O terceiro estágio foi o que testou todos os meus conhecimentos de professora e pedagoga que aconteceu no Colégio Militar. O coronel, tenente e os próprios alunos não acreditavam no trabalho de estagiárias de Orientação Educacional, ainda mais que era a primeira vez que o La Salle obteve vaga de estágio no Colégio Militar. O estágio era planejado em duplas, mas desenvolvido individualmente. Os alunos fizerem de tudo para nos testar. Colocam fogo no lixo, ficavam de cuecas na sala de aula, rasgavam as folhas das atividades. Nós nunca fizemos queixas deles para o tenente disciplinar. O local do Colégio que procurei para resolver meus problemas foi na biblioteca, lá encontrei respostas para meus questionamentos. Peguei a ficha de empréstimos dos alunos e verifiquei quais eram os livros mais procurados. Resolvemos fazer um trabalho de personalidade, utilizando tintas, no salão do colégio. Adivinhem, saíram belíssimos trabalhos, merecendo análises profundas sobre as questões reveladas nos desenhos. Em compensação o salão do colégio ficou em estado lastimável. Quando o coronel ficou sabendo o que as duas estagiárias do La Salle tinham feito, nos chamou e deu dois dias de gancho. Fomos avisadas que após o gancho teríamos uma decisão: continuaríamos estagiando ou seríamos expulsas. A repercussão, o resultado do trabalho foi excelente. Os pais queriam conversar conosco, os alunos desejavam que continuássemos. Tivemos muito medo de sermos expulsa, mas o que aconteceu foi o reconhecimento do nosso trabalho e da qualidade de ensino que o La Salle exigia de seus universitários. Foi a glória! No dia da nossa formatura os alunos estavam no salão escondidos para fazer uma surpresa. Nós estávamos sentadas aguardando o começo da música e eles tocaram para nós Coração de Estudante. Adrenalina pura.

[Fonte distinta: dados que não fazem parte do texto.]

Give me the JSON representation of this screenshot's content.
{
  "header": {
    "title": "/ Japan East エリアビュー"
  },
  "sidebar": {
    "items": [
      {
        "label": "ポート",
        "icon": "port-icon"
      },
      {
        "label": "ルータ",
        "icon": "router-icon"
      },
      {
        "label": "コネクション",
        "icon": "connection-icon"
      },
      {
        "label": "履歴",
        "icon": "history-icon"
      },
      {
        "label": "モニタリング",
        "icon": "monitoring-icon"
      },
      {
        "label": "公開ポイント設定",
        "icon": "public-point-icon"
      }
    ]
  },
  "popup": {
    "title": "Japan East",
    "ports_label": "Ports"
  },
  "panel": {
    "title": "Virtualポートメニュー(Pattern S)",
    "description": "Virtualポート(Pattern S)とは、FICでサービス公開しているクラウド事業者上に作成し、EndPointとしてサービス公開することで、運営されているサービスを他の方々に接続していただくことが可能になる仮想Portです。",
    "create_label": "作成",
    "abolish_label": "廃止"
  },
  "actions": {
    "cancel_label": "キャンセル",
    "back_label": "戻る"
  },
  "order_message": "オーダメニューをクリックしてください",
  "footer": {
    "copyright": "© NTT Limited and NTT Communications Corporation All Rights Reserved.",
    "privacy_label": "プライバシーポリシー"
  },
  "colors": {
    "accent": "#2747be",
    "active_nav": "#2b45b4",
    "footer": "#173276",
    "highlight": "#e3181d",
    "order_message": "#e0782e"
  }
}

No que terminei a faculdade, fiz Curso de Pós-graduação Lato Sensu – Especialização em Administração e Planejamento para Docentes. Tive como professores: Juan Jose Mouriño Mosquera, Claus Dieter Stöbaus, Juan Antônio Tijiboy, Jaime Paviani.

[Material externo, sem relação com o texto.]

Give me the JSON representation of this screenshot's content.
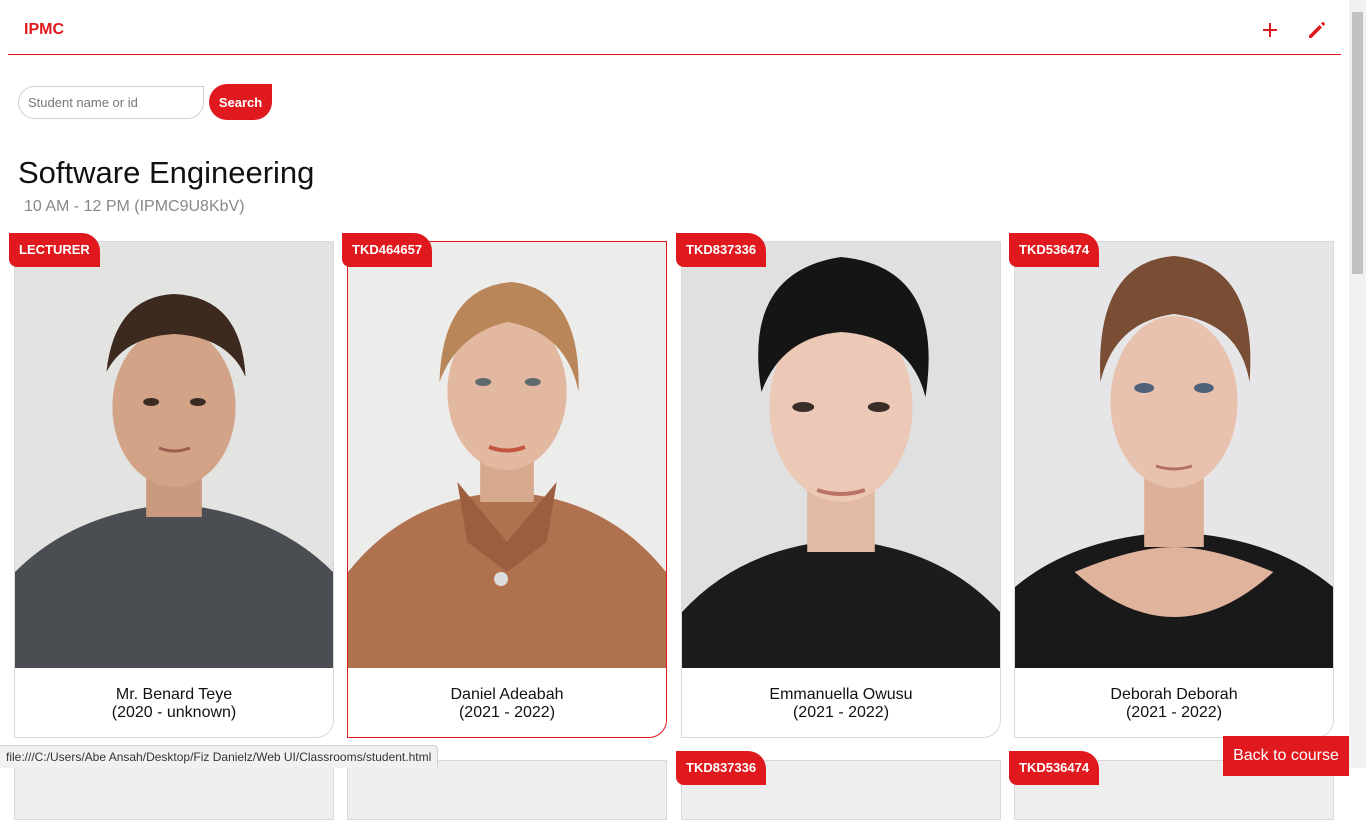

Em 2004, na Furg – Fundação Universidade Federal do Rio Grande efetuei curso de extensão à distância “TV na escola e os desafios de hoje”, apresentando no 1º Seminário Estadual o projeto de utilização da tv na sala de aula.
Como professora nunca gostei de lecionar para os alunos “normais”, sempre preferi pegar as turmas de repetentes, pois acredito que a diversidade enriquece o espaço escolar. Trabalhar com repetentes é um desafio constante, pois se não atingiram os objetivos na primeira vez, significa que a segunda deve ser trabalhado de outra forma. Então decidi procurar um curso que me desse um aporte teórico para entender os processos de aprendizado necessários a esses alunos. Matriculei-me no curso Pós-graduação Educação Inclusiva, onde desenvolvi e apresentei o trabalho de conclusão sobre o uso das novas tecnologias da informação e da comunicação no processo ensino aprendizagem dos alunos com necessidades educacionais especiais. Para efetuar meus estudos tomei como referencial teórico: Susan Stainback, Wilian Stainback, Maria Teresa Eglér Mantoan, José Armando Valente.
Tenho 25 anos de trabalho voluntário junto a entidades/comunidades de vulnerabilidade social. Então concomitantemente aos estudos também desenvolvi o voluntariado. No ano de 2005 participei de um estudo do NIUE Núcleo de Integração Universidade Escola, da UFRGS, onde pesquisamos 1201 jovens, de 14 a 25 anos para termos um perfil do jovem gaúcho e sua participação social. A pesquisa teve a duração de um ano.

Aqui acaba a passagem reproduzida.